Last weekend we retreated to the coast to celebrate a couple of family birthdays and marvel at the vastness of the Pacific Ocean. While packing, our luggage, as always, became densely populated with co-traveling stuffed animals, because you never know when makka pakka or totoro will be needed (and in fact they came in handy as a Bludger and Snitch, respectively, in an impromptu game of Quidditch).

This trip, I sneaked in my own traveling companion of a batch of no knead bread dough, made with Lonesome Whistle Farm red fife and rye flour. The slowly fermenting culture rode along happily in a large tupperware container, basking in the faint warmth of sun breaks as we played in the marbled sand. 

When we arrived at Yachats in the late afternoon, I plopped my friend into a loaf pan to rest as we explored the cottage and discovered a newt in a backyard stream. By dinnertime, the fragrance of yeasty bread enveloped our cottage, and even though the loaf was a bit mangled by the sticky pan and dull bread knife, it tasted delicious. Replete with the virtues of patience, adaptability, and ultimately good taste, this dough makes the perfect traveling companion.

Traveling Companion Bread
1 cup rye flour
2 cups whole wheat flour (such as Lonesome Whistle Farm red fife flour)
1 1/2 tsp salt
1/4 tsp yeast
1 1/2 cups water
coarse corn meal for coating the dough

1. The evening before your trip, or early that morning, combine the flour, yeast and salt in a large bowl. Add 1 1/2 cups water and stir until blended (a dough whisk is handy for this). Dust a large tupperware container with corn meal, put the dough in, and seal loosely. Let the dough rest at least 12 hours, preferably about 18, and preferably at about 70 degrees, but don't worry too much about temperature fluctuations during your trip.
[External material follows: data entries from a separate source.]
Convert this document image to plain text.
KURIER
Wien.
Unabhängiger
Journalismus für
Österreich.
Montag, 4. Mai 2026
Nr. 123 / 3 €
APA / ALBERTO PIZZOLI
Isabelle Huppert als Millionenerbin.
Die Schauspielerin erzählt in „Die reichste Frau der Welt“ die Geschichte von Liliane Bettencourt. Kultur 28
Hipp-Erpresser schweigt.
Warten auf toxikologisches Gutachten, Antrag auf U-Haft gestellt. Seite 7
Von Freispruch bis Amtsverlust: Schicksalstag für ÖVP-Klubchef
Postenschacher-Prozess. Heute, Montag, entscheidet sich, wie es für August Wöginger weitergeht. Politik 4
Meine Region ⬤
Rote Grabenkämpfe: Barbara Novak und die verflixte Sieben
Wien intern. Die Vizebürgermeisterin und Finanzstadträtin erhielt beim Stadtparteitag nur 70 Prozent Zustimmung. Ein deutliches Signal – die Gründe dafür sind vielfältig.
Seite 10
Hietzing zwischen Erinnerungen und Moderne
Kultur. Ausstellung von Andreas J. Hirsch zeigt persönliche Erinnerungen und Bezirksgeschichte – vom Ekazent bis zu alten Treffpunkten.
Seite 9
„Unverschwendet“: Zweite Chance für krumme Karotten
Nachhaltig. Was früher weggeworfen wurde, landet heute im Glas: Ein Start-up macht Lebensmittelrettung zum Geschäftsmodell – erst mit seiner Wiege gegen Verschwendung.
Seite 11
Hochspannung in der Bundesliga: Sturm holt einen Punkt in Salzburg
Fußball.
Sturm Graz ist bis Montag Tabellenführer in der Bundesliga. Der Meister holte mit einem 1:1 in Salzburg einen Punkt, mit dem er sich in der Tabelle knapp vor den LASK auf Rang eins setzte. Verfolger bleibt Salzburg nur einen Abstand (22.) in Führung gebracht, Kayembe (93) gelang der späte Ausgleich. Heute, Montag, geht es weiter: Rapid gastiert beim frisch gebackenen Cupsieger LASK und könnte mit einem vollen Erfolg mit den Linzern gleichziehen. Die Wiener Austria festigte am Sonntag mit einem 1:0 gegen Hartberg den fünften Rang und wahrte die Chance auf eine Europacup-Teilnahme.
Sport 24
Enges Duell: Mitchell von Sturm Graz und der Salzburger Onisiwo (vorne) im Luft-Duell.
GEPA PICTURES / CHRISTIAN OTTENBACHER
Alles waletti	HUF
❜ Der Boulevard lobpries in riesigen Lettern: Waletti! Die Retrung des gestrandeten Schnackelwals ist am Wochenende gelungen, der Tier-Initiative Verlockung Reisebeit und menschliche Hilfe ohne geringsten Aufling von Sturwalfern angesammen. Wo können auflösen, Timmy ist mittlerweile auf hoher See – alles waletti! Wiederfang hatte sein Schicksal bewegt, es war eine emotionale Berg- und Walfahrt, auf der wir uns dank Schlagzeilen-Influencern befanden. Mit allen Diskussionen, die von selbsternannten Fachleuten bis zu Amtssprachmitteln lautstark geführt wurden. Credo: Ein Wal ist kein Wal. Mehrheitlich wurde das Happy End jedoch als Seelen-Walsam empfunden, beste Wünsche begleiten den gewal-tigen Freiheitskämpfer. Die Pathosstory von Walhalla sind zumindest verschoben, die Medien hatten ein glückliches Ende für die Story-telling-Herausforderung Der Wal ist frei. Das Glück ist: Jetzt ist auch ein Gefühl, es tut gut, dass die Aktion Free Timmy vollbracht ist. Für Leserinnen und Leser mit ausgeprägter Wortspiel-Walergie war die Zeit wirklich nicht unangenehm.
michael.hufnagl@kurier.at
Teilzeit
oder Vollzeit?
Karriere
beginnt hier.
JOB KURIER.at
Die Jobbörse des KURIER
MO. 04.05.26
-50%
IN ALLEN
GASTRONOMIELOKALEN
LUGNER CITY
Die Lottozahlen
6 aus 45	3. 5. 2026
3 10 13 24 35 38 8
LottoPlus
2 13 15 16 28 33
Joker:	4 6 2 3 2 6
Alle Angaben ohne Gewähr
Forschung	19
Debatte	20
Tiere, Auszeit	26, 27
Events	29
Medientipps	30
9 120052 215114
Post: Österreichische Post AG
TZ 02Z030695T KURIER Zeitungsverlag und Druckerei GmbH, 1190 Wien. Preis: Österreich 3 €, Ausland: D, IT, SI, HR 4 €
2. Hopefully when you arrive at your destination, your dough will have doubled in size and become speckled with bubbles. Check whether there is a 6- to 8-quart heavy covered pot (cast iron, enamel, Pyrex or ceramic) available for baking your bread according to Jim Lahey's method. Otherwise, locate a loaf pan or baking sheet.

Lightly flour a work surface and place the dough on it; sprinkle it with a little more flour and fold it over on itself once or twice. Place it in an oiled loaf pan, shape it into a loaf on a baking sheet, or form it into a ball on a floured cotton towel. Cover with another cotton towel and let rise again, ideally for about 2 hours, but it will still be delicious if given less time.

3. About an hour before dinner, start heating your oven to 450 degrees. If using, put your heavy pot in the oven to preheat. When the oven is hot, put your bread in to bake. If using a preheated pot, carefully slide your hand under the towel and turn the dough over into pot; it may look like a mess, but that is O.K. Shake the pan once or twice if the dough is unevenly distributed; it will straighten out as it bakes. Cover with a lid and bake 30 minutes, then remove the lid and bake another 15 to 30 minutes, until the loaf is beautifully browned. When you tap it with your fingernail it should sound hollow. Cool on a rack or devour immediately.

1 comment:

Elly said...

Love this tale and the bread looks delicious!